Finding ethical ways to share such local inventiveness and expertise was what first drove Gupta to start Sristi’s informal predecessor, the Honey Bee network, back in 1990. A scientist respected for his work in economics and ecology, Gupta nevertheless felt troubled. Nearly all of his studies were published in English, inaccessible to the people who had helped him to write them. By using their knowledge to further his research, Gupta wondered if he wasn’t impoverishing them in the process.
The eventual answer was Sristi, which not only seeks out innovation, but spreads it in six Indian languages as well as English and Spanish. Its quarterly newsletter, Honey Bee, is based on the philosophy that exchanging knowledge can benefit both the source and the community, just as a bee taking pollen from a flower in no way diminishes it.

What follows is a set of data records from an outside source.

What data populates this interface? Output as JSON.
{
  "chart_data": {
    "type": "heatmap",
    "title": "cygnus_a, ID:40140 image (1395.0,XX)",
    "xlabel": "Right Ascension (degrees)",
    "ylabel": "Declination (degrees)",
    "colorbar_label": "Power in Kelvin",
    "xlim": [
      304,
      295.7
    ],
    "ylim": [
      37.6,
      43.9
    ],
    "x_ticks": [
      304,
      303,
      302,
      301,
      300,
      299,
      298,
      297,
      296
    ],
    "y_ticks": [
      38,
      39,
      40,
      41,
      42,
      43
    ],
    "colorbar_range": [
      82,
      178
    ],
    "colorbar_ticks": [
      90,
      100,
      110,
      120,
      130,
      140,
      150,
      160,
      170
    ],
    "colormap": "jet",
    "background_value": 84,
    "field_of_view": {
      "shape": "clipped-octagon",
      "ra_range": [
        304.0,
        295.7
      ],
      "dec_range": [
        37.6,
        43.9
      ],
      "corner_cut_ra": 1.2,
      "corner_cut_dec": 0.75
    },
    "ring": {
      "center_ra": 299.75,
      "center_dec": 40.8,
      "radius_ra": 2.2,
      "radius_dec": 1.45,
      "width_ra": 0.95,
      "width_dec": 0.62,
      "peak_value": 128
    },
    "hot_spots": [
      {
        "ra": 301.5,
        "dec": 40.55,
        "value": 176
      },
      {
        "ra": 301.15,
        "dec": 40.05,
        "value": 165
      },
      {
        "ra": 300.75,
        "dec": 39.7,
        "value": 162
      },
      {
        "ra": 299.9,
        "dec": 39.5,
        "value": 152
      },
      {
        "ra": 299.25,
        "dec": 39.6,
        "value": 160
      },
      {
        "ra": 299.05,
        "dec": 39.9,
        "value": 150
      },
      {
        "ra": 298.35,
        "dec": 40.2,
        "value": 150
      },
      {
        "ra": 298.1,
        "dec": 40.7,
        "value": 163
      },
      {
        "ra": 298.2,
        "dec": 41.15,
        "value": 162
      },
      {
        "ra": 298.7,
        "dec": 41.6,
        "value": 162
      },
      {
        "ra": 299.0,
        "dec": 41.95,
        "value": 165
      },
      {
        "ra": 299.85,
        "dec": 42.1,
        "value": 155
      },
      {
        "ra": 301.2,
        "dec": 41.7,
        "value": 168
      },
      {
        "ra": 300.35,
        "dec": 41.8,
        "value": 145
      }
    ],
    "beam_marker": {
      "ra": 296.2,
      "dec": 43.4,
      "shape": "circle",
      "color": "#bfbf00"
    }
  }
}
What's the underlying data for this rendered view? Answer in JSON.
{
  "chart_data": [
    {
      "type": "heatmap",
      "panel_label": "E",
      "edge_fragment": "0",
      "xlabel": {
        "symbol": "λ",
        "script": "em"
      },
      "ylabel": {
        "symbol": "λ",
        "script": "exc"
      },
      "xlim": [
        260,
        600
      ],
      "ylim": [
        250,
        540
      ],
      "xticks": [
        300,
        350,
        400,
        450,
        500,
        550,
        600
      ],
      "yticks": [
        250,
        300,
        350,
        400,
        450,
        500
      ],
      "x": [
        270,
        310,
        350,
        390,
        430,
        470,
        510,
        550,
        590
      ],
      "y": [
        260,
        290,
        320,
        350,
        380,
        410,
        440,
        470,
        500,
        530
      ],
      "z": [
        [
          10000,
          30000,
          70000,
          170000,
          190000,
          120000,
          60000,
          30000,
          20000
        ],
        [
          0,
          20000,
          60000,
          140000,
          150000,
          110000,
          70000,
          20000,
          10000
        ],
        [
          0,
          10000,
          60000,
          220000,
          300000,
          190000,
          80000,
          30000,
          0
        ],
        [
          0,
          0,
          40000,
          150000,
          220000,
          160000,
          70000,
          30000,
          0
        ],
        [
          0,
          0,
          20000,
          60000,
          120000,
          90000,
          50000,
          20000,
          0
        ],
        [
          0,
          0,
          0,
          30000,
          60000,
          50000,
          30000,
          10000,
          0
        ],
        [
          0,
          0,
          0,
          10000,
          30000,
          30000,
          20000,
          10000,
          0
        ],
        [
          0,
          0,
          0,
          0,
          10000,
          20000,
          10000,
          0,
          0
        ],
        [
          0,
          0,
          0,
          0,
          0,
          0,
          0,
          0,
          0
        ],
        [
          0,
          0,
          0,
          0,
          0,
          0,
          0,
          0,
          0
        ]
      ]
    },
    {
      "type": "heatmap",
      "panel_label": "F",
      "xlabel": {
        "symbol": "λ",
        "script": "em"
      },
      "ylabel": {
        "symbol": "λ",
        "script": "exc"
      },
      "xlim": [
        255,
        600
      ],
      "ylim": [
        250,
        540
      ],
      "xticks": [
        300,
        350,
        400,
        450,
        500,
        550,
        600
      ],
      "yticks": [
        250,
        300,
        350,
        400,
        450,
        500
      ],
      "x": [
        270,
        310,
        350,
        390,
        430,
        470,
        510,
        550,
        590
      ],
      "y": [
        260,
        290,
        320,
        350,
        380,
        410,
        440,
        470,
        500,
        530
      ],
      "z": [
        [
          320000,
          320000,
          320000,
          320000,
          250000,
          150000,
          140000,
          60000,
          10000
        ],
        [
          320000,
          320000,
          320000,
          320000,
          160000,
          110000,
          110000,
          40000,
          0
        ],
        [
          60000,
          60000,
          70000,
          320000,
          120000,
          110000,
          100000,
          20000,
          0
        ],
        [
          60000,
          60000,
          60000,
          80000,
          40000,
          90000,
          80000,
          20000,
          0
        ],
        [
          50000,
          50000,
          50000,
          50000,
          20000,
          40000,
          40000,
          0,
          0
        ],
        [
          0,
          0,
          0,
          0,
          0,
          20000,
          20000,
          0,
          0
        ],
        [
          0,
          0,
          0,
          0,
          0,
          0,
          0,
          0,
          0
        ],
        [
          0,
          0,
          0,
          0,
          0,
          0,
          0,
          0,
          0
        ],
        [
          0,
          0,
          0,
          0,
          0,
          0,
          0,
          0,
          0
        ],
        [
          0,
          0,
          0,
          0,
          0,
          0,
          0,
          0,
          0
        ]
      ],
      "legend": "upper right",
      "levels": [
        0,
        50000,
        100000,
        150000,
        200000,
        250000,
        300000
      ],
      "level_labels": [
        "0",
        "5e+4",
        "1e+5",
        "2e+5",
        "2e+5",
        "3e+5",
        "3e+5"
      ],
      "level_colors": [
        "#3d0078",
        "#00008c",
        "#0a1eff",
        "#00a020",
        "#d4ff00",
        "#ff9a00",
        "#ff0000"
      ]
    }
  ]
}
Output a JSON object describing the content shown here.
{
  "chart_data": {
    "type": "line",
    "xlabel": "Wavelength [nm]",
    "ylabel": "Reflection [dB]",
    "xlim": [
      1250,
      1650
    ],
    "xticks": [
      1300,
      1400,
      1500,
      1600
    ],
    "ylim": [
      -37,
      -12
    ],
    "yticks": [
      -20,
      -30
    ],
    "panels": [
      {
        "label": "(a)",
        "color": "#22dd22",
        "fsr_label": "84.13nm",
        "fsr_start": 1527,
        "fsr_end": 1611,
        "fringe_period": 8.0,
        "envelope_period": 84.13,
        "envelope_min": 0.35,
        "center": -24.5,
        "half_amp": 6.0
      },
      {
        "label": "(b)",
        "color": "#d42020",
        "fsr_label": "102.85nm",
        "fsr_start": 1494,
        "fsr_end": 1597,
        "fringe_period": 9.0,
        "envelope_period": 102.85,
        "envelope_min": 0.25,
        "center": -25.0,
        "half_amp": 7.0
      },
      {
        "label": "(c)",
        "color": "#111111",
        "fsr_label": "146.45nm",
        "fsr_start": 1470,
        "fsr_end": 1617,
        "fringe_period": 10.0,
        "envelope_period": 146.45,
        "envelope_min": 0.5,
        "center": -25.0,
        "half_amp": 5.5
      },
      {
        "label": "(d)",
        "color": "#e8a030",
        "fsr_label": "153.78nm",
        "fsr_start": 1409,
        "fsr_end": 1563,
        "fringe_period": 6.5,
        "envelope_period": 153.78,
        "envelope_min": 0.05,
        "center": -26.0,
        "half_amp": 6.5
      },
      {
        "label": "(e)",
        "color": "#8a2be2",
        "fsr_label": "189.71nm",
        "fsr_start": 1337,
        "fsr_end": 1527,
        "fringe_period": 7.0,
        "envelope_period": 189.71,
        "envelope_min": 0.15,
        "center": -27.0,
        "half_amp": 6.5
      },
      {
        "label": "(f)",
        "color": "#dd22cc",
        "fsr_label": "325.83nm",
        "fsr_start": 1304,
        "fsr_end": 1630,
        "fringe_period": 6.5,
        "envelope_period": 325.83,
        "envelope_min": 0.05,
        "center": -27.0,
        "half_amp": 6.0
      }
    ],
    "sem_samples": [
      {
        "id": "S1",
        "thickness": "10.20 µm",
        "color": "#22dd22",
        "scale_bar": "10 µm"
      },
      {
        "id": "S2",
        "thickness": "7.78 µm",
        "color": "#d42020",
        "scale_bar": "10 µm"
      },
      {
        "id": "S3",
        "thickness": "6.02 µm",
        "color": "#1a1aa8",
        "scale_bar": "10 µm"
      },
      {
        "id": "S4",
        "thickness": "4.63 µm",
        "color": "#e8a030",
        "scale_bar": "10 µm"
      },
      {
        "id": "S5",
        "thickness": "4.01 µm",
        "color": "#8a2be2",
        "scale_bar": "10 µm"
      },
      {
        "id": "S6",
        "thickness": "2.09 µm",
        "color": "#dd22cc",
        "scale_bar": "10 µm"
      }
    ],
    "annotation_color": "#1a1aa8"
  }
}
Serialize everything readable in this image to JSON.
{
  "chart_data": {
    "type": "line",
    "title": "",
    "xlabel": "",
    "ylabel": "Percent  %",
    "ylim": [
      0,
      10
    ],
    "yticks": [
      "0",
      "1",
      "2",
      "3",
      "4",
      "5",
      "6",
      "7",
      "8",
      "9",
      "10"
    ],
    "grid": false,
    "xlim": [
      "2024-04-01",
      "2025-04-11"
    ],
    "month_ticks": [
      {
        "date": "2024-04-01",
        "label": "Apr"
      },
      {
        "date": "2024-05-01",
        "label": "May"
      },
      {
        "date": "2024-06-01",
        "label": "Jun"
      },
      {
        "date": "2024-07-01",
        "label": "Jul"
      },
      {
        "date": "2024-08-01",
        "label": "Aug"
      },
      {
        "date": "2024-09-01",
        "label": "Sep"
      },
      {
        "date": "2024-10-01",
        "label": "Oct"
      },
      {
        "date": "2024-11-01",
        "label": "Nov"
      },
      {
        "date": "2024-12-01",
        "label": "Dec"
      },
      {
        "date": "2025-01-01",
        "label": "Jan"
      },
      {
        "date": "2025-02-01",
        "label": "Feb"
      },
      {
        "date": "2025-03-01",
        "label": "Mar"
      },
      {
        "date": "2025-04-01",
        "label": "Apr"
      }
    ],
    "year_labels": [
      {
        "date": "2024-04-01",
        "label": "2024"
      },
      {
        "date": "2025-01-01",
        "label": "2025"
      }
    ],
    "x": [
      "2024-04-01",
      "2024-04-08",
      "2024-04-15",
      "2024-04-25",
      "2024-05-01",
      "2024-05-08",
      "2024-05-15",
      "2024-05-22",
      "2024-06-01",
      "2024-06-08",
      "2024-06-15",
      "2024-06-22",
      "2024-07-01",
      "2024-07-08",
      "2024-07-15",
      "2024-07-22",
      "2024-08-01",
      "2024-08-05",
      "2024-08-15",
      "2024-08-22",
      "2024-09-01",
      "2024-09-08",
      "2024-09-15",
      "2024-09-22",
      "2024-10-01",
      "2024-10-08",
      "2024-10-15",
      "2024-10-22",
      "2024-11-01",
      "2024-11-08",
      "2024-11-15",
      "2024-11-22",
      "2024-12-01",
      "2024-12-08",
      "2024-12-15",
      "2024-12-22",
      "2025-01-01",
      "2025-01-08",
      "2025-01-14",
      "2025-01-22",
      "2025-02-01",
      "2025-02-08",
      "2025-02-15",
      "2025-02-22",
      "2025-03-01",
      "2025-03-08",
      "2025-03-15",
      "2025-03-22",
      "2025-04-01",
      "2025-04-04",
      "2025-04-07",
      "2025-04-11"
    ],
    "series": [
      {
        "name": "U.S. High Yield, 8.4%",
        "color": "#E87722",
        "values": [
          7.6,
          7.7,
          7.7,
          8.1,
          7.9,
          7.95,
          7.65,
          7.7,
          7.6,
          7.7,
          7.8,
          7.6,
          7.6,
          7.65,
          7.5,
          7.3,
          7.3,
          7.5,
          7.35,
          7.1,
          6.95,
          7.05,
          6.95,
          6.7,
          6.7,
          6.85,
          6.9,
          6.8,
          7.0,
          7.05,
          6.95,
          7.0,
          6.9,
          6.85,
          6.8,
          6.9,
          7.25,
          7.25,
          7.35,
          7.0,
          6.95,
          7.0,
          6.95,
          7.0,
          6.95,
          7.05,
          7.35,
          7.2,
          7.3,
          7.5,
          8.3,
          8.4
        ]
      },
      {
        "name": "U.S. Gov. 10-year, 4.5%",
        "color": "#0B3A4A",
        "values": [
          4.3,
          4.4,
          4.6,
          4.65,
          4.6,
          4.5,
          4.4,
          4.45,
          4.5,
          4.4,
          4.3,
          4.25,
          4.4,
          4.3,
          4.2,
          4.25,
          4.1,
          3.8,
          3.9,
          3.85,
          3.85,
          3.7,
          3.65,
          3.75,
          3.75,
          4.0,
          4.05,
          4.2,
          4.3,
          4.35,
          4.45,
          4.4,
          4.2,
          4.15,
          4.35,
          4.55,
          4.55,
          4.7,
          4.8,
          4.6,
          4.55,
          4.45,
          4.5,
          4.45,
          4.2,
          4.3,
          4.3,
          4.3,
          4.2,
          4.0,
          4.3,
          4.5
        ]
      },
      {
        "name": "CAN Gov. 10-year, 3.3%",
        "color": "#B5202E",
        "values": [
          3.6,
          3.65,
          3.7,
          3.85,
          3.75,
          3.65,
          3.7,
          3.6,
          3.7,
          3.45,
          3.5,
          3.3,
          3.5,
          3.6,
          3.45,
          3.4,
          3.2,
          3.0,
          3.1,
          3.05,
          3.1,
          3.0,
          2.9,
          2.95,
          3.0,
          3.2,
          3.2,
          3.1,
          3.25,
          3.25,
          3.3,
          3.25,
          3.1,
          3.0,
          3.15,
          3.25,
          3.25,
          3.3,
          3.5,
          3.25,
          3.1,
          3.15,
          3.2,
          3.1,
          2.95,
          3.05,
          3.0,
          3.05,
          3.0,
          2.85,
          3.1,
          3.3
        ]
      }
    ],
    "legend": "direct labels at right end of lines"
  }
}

A paper by Subba Rao discusses knowledge management in Indias rural community projects, and provides snapshots of select projects. The paper concludes that the community network centres can play a key role in meeting the socio-economic aspirations of rural communities by successfully addressing the 8Cs of success in the digital age: connectivity, content, community, commerce, capacity, culture, cooperation, and capital.
Publishing and publicity of the projects is very minimal. With no comparative study or linking across projects the lessons learned by one project are not transmitted to the others. Appropriate technologies are rarely evaluated and financial sustainability, scalability and cost recovery are seldom addressed.
Project plans frequently ignore the harsh realities and very few have substance for implementation.
Economically responsible projects are already proving more successful than charitable or free models. Projects that identify and cost the services they provide are also more successful.
Projects initiated following consulting at grass roots level is essential top down approaches do not work. An intimate understanding of the social and economic parameters of rural India gives connectivity providers a significant advantage.
Initial information requirements may change over a period of time and therefore periodic assessment must to be undertaken.
Content creation in local language is a prerequisite for project success. It is imperative to develop locally relevant content in the local language and to present it intelligibly as well as offering suitable and adequate training.
The scope of IT must be seen as reaching beyond that of just computers and the internet to include radio, TV, microchip technology etc. The use of automated butter fat assessment equipment as part of the Akashganga project is a classic example.
Egovernment is one of the most promising sectors for exploring the uses of ICT. It involves two distinct activities: the computerisation of government functions; and the provision of G2C and C2G connections through which citizens can obtain access to a variety of information.
Rural entrepreneurs and crafts persons are saving time, travel and effort. Greater benefits will be felt when wired micro-credit accounts come into use for online or distance transactions amongst or within village communities.
ICT projects have assisted rural communities by providing them with news, information, advice and knowledge that has hitherto been inaccessible to them. This information has allowed rural citizens/consumers to make more informed economic decisions: landless labourers have negotiated their daily wages more effectively; and tractors, threshers, old television sets, cattle and motorcycles have all been traded across towns and villages due to online advertisements.
Until the cost of basic IT devices which deliver the last mile of connectivity and local language software is lowered, the goal of wiring rural India will remain a dream.